Border Stick Dressers Association. Contact Wilf Laidler (see below).
Laidler, W. (2007?). Border Stick Dressers Association. The first 50 years.
Contact Wilf Laidler, 18 Crumstone Court, Killingworth, Newcastle-upon-Tyne, NE 12 6SZ.

This Association fortunately has widened interest in the craft far beyond shepherds who are a dying breed world wide, but in 1996 the European Union nearly regulated it out of business. They brought in a regulation which deemed that the head of all sheep and goats (with the exception of the tongue) had to be incinerated to prevent the spread of Bovine Spongiform Encephalopathy (BSE).

However, a massive stick dressers’ campaign in 2000 won the day with the British and EU parliaments, so the use of tups‘ horns was still allowed. What sweetened the victory was the acceptance of the Prince of Wales to be one of the Patrons of the Association.

Stick types
1. Straight staffs. Made from stout sticks of native timbers such as Manuka or Lancewood.
2. Thumb sticks. These are made from sticks with a natural V near the top used for the walker‘s thumb. Deer antler is sometimes used to make the V and it’s joined to the shank with a spigot on the shank fitting a hole in the horn.
3. Wooden headed sticks. These are cut out of a solid block of wood from which the sapling shank is growing.
4. Horn headed sticks. These are made from animal horns, usually rams but goats and cattle horns can be used.

Horns in New Zealand
1. Merino. These are good but tend to be thin and don’t have the mass of horn seen in the Drysdale or Dorset Horn.
2. Drysdale. Ideal horns but very low numbers available.
3. Dorset Horn. Ideal horns but low numbers available.
4. Goats. There are large numbers of feral goats and horns of bucks grow very long. There is not a great bulk of horn to work on.
5. Cattle. Not very suitable to work on as there is very little solid end.

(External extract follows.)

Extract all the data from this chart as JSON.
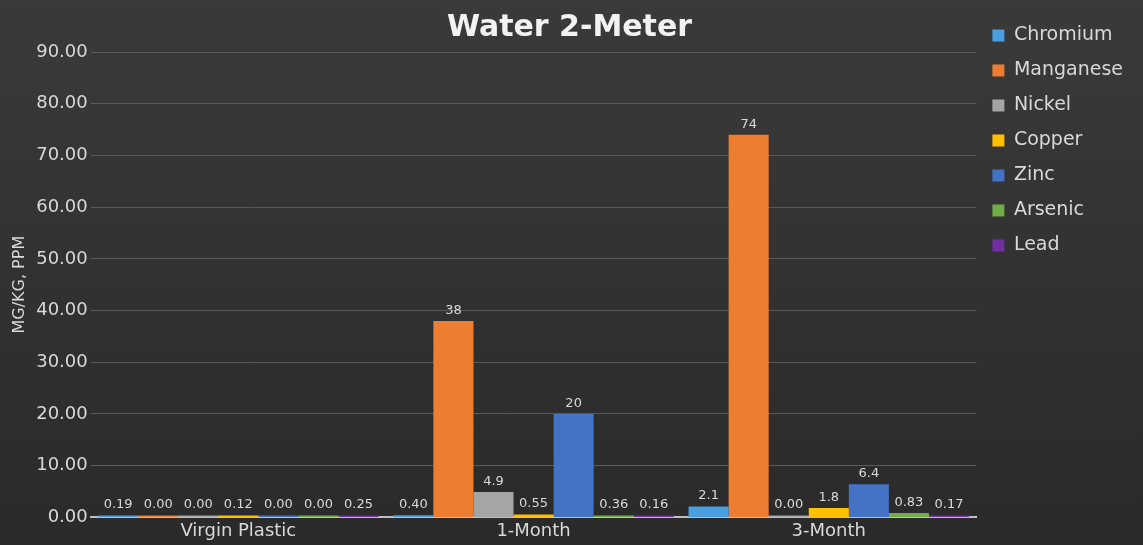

The stick pictured I made from a Wiltshire Horn ram's horn. It would be classed as a 'plain stick' in contrast to a 'fancy stick' .
The shank is Hazel wood.

The Hazel (Corylus avellana)
The hazel is the 'Rolls Royce' of stick shanks. It's very light to carry and use, but the fibres in the wood make it very strong and will bend a long way before it will break. If a stick shank does break, it's usually not a clean break but more of a split and tearing of the fibres, and you see many old shepherds' sticks rescued with electrical insulating tape.

Hazel trees showing their growth form which encourages suckers
from the base and lower branches. The suckers make the stick shanks.

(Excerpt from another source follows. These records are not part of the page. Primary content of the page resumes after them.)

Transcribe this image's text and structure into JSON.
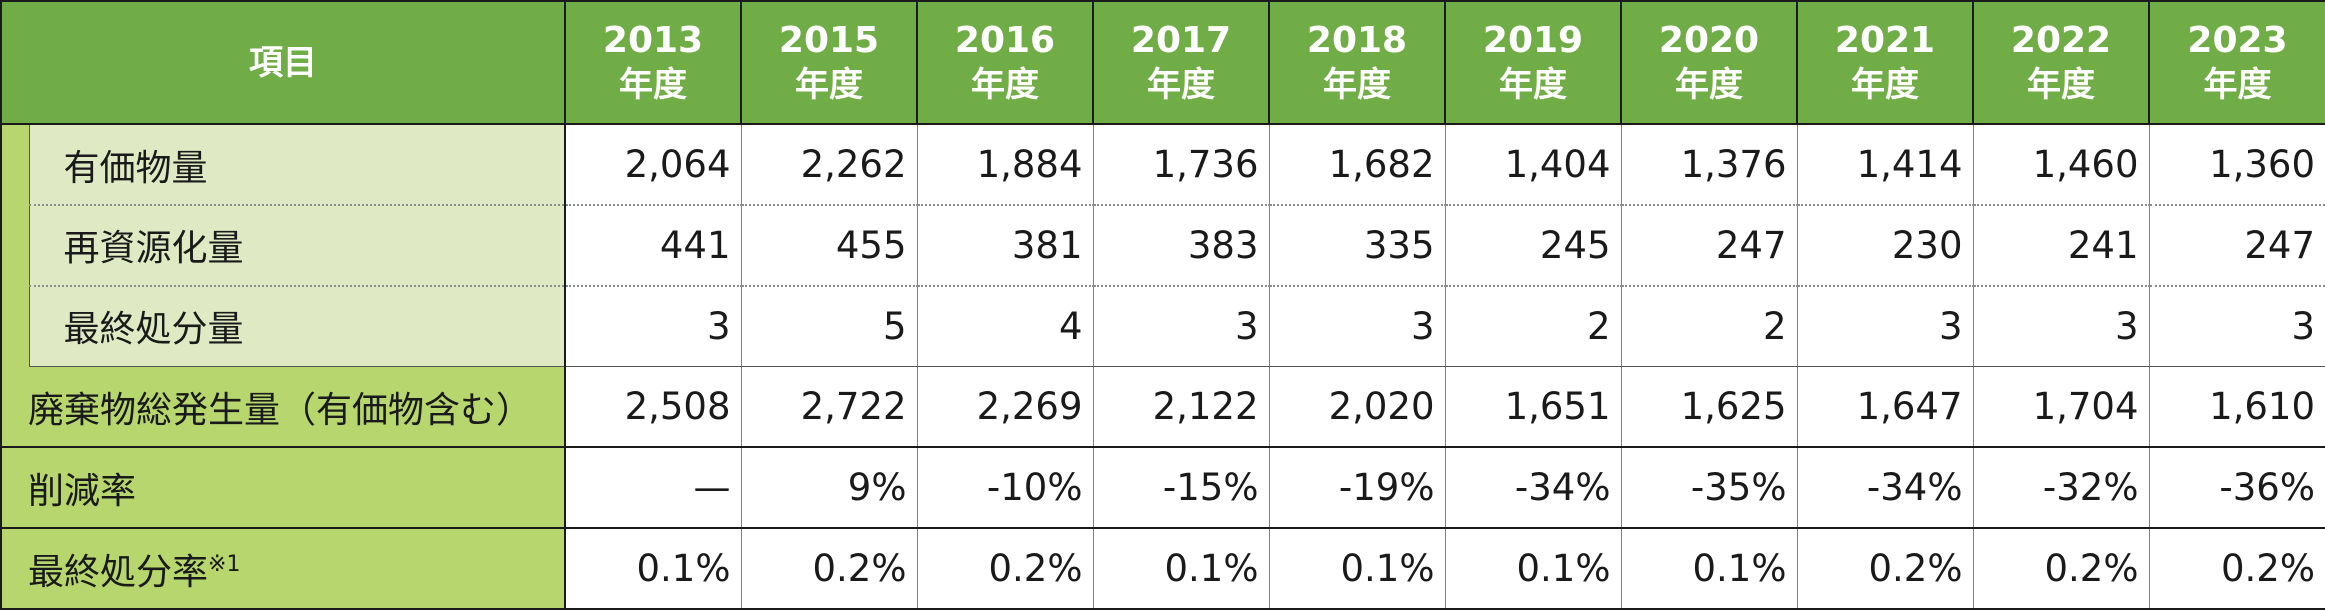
{
  "header": {
    "item_label": "項目",
    "unit": "年度",
    "years": [
      "2013",
      "2015",
      "2016",
      "2017",
      "2018",
      "2019",
      "2020",
      "2021",
      "2022",
      "2023"
    ]
  },
  "rows": [
    {
      "label": "有価物量",
      "values": [
        "2,064",
        "2,262",
        "1,884",
        "1,736",
        "1,682",
        "1,404",
        "1,376",
        "1,414",
        "1,460",
        "1,360"
      ]
    },
    {
      "label": "再資源化量",
      "values": [
        "441",
        "455",
        "381",
        "383",
        "335",
        "245",
        "247",
        "230",
        "241",
        "247"
      ]
    },
    {
      "label": "最終処分量",
      "values": [
        "3",
        "5",
        "4",
        "3",
        "3",
        "2",
        "2",
        "3",
        "3",
        "3"
      ]
    },
    {
      "label": "廃棄物総発生量（有価物含む）",
      "values": [
        "2,508",
        "2,722",
        "2,269",
        "2,122",
        "2,020",
        "1,651",
        "1,625",
        "1,647",
        "1,704",
        "1,610"
      ]
    },
    {
      "label": "削減率",
      "values": [
        "—",
        "9%",
        "-10%",
        "-15%",
        "-19%",
        "-34%",
        "-35%",
        "-34%",
        "-32%",
        "-36%"
      ]
    },
    {
      "label": "最終処分率",
      "note": "※1",
      "values": [
        "0.1%",
        "0.2%",
        "0.2%",
        "0.1%",
        "0.1%",
        "0.1%",
        "0.1%",
        "0.2%",
        "0.2%",
        "0.2%"
      ]
    }
  ],
  "colors": {
    "header_bg": "#70ad47",
    "header_text": "#ffffff",
    "label_green": "#b7d66e",
    "sub_label_bg": "#dfeac5",
    "border": "#1a1a1a"
  }
}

The main advantage of the Hazel is that it is very easy to coppice and produced new growth from the base. So traditionally this was used for barrel hoops and hurdles for folding stock. They were also used in hedging where they were easily bent to bind and keep the top branches of the Hawthorn hedge in place once it had been cut and bent over.

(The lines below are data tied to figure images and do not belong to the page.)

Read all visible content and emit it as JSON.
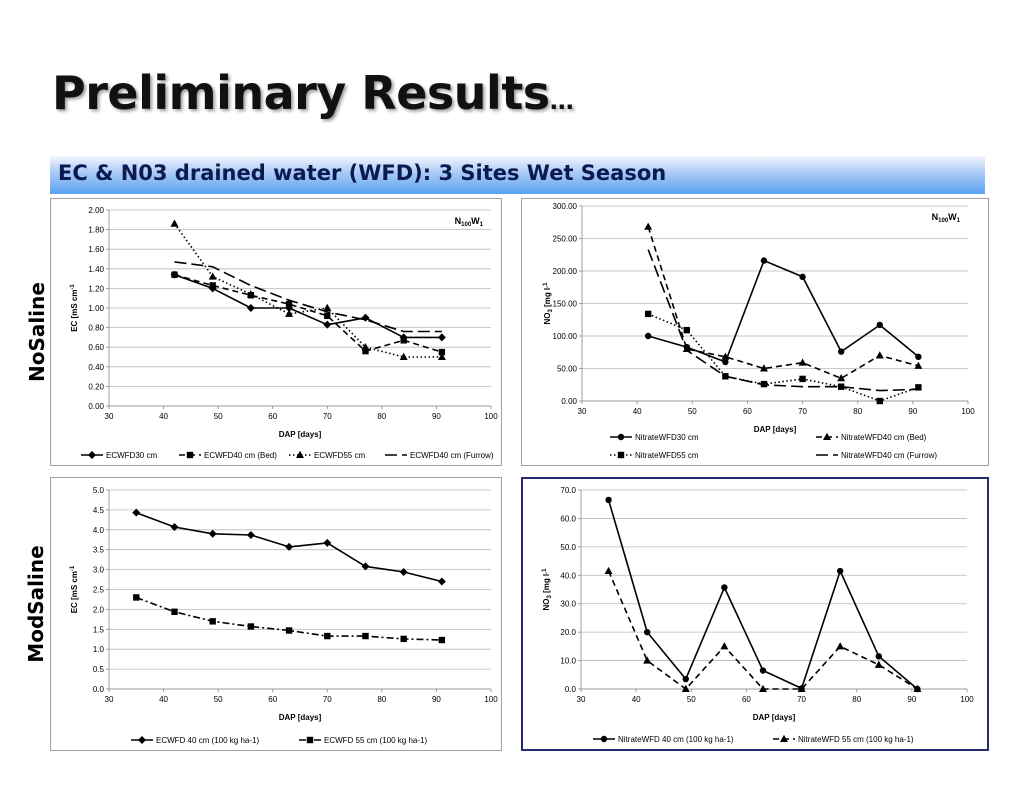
{
  "slide": {
    "title": "Preliminary Results",
    "title_suffix": "…",
    "banner": "EC & N03 drained water (WFD): 3 Sites Wet Season",
    "row_labels": [
      "NoSaline",
      "ModSaline"
    ]
  },
  "chart_data": [
    {
      "type": "line",
      "xlabel": "DAP [days]",
      "ylabel": "EC [mS cm⁻¹]",
      "xlim": [
        30,
        100
      ],
      "ylim": [
        0,
        2
      ],
      "xticks": [
        30,
        40,
        50,
        60,
        70,
        80,
        90,
        100
      ],
      "yticks": [
        0,
        0.2,
        0.4,
        0.6,
        0.8,
        1.0,
        1.2,
        1.4,
        1.6,
        1.8,
        2.0
      ],
      "ydecimals": 2,
      "annotation": "N100W1",
      "grid": true,
      "legend_position": "bottom",
      "series": [
        {
          "name": "ECWFD30 cm",
          "x": [
            42,
            49,
            56,
            63,
            70,
            77,
            84,
            91
          ],
          "y": [
            1.34,
            1.2,
            1.0,
            1.0,
            0.83,
            0.9,
            0.7,
            0.7
          ],
          "dash": "solid",
          "marker": "diamond"
        },
        {
          "name": "ECWFD40 cm (Bed)",
          "x": [
            42,
            49,
            56,
            63,
            70,
            77,
            84,
            91
          ],
          "y": [
            1.34,
            1.23,
            1.13,
            1.04,
            0.92,
            0.56,
            0.67,
            0.55
          ],
          "dash": "dash",
          "marker": "square"
        },
        {
          "name": "ECWFD55 cm",
          "x": [
            42,
            49,
            56,
            63,
            70,
            77,
            84,
            91
          ],
          "y": [
            1.86,
            1.32,
            1.14,
            0.94,
            1.0,
            0.6,
            0.5,
            0.5
          ],
          "dash": "dot",
          "marker": "triangle"
        },
        {
          "name": "ECWFD40 cm (Furrow)",
          "x": [
            42,
            49,
            56,
            63,
            70,
            77,
            84,
            91
          ],
          "y": [
            1.47,
            1.42,
            1.23,
            1.08,
            0.96,
            0.88,
            0.76,
            0.76
          ],
          "dash": "longdash",
          "marker": "none"
        }
      ],
      "legend_layout": [
        [
          0,
          1,
          2,
          3
        ]
      ]
    },
    {
      "type": "line",
      "xlabel": "DAP [days]",
      "ylabel": "NO₃ [mg l⁻¹]",
      "xlim": [
        30,
        100
      ],
      "ylim": [
        0,
        300
      ],
      "xticks": [
        30,
        40,
        50,
        60,
        70,
        80,
        90,
        100
      ],
      "yticks": [
        0,
        50,
        100,
        150,
        200,
        250,
        300
      ],
      "ydecimals": 2,
      "annotation": "N100W1",
      "grid": true,
      "legend_position": "bottom",
      "series": [
        {
          "name": "NitrateWFD30 cm",
          "x": [
            42,
            49,
            56,
            63,
            70,
            77,
            84,
            91
          ],
          "y": [
            100,
            83,
            60,
            216,
            191,
            76,
            117,
            68
          ],
          "dash": "solid",
          "marker": "circle"
        },
        {
          "name": "NitrateWFD40 cm (Bed)",
          "x": [
            42,
            49,
            56,
            63,
            70,
            77,
            84,
            91
          ],
          "y": [
            268,
            80,
            68,
            50,
            59,
            35,
            70,
            54
          ],
          "dash": "dash",
          "marker": "triangle"
        },
        {
          "name": "NitrateWFD55 cm",
          "x": [
            42,
            49,
            56,
            63,
            70,
            77,
            84,
            91
          ],
          "y": [
            134,
            109,
            38,
            26,
            34,
            22,
            0,
            21
          ],
          "dash": "dot",
          "marker": "square"
        },
        {
          "name": "NitrateWFD40 cm (Furrow)",
          "x": [
            42,
            49,
            56,
            63,
            70,
            77,
            84,
            91
          ],
          "y": [
            233,
            78,
            38,
            25,
            22,
            22,
            16,
            18
          ],
          "dash": "longdash",
          "marker": "none"
        }
      ],
      "legend_layout": [
        [
          0,
          1
        ],
        [
          2,
          3
        ]
      ]
    },
    {
      "type": "line",
      "xlabel": "DAP [days]",
      "ylabel": "EC [mS cm⁻¹]",
      "xlim": [
        30,
        100
      ],
      "ylim": [
        0,
        5
      ],
      "xticks": [
        30,
        40,
        50,
        60,
        70,
        80,
        90,
        100
      ],
      "yticks": [
        0,
        0.5,
        1.0,
        1.5,
        2.0,
        2.5,
        3.0,
        3.5,
        4.0,
        4.5,
        5.0
      ],
      "ydecimals": 1,
      "annotation": "",
      "grid": true,
      "legend_position": "bottom",
      "series": [
        {
          "name": "ECWFD 40 cm (100 kg ha-1)",
          "x": [
            35,
            42,
            49,
            56,
            63,
            70,
            77,
            84,
            91
          ],
          "y": [
            4.43,
            4.07,
            3.9,
            3.87,
            3.57,
            3.67,
            3.08,
            2.94,
            2.7
          ],
          "dash": "solid",
          "marker": "diamond"
        },
        {
          "name": "ECWFD 55 cm (100 kg ha-1)",
          "x": [
            35,
            42,
            49,
            56,
            63,
            70,
            77,
            84,
            91
          ],
          "y": [
            2.3,
            1.94,
            1.7,
            1.57,
            1.47,
            1.33,
            1.33,
            1.26,
            1.23
          ],
          "dash": "dashdot",
          "marker": "square"
        }
      ],
      "legend_layout": [
        [
          0,
          1
        ]
      ]
    },
    {
      "type": "line",
      "xlabel": "DAP [days]",
      "ylabel": "NO₃ [mg l⁻¹]",
      "xlim": [
        30,
        100
      ],
      "ylim": [
        0,
        70
      ],
      "xticks": [
        30,
        40,
        50,
        60,
        70,
        80,
        90,
        100
      ],
      "yticks": [
        0,
        10,
        20,
        30,
        40,
        50,
        60,
        70
      ],
      "ydecimals": 1,
      "annotation": "",
      "grid": true,
      "legend_position": "bottom",
      "series": [
        {
          "name": "NitrateWFD 40 cm (100 kg ha-1)",
          "x": [
            35,
            42,
            49,
            56,
            63,
            70,
            77,
            84,
            91
          ],
          "y": [
            66.5,
            20.0,
            3.5,
            35.7,
            6.5,
            0.2,
            41.5,
            11.5,
            0.0
          ],
          "dash": "solid",
          "marker": "circle"
        },
        {
          "name": "NitrateWFD 55 cm (100 kg ha-1)",
          "x": [
            35,
            42,
            49,
            56,
            63,
            70,
            77,
            84,
            91
          ],
          "y": [
            41.5,
            10.0,
            0.0,
            15.0,
            0.0,
            0.0,
            15.0,
            8.5,
            0.0
          ],
          "dash": "dash",
          "marker": "triangle"
        }
      ],
      "legend_layout": [
        [
          0,
          1
        ]
      ]
    }
  ]
}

In early British history Hazels were use in wattle-and-daub huts and half-timbered buildings in areas (with chalk areas) where timber, stone and clay were hard to come by.
See H.L.Edlin (1949). British Woodland Trees. Batsford Ltd.

A good day's stick hunt
Below is a mouth-watering heap (to a stick dresser) of Hazel shanks cut from the trees in the above picture. They will take a year to dry. It's very important not to tell anyone else where you got them from.

A stick in good hands
This is Arthur Cowan, aged 94, an icon of a Kiwi. He fought in North Africa to get rid of Romel then in the Italian campaign in WW11, spent time in a German prison camp. He returned to farm hill country near Otorohanga in the North Island of New Zealand and has dedicated his latter years to conservation. He is never idle, planting native trees, preserving bush, and educating others to the wonder of New Zealand landscape.

I was very proud to make him a stick - which as you can see is in very good hands.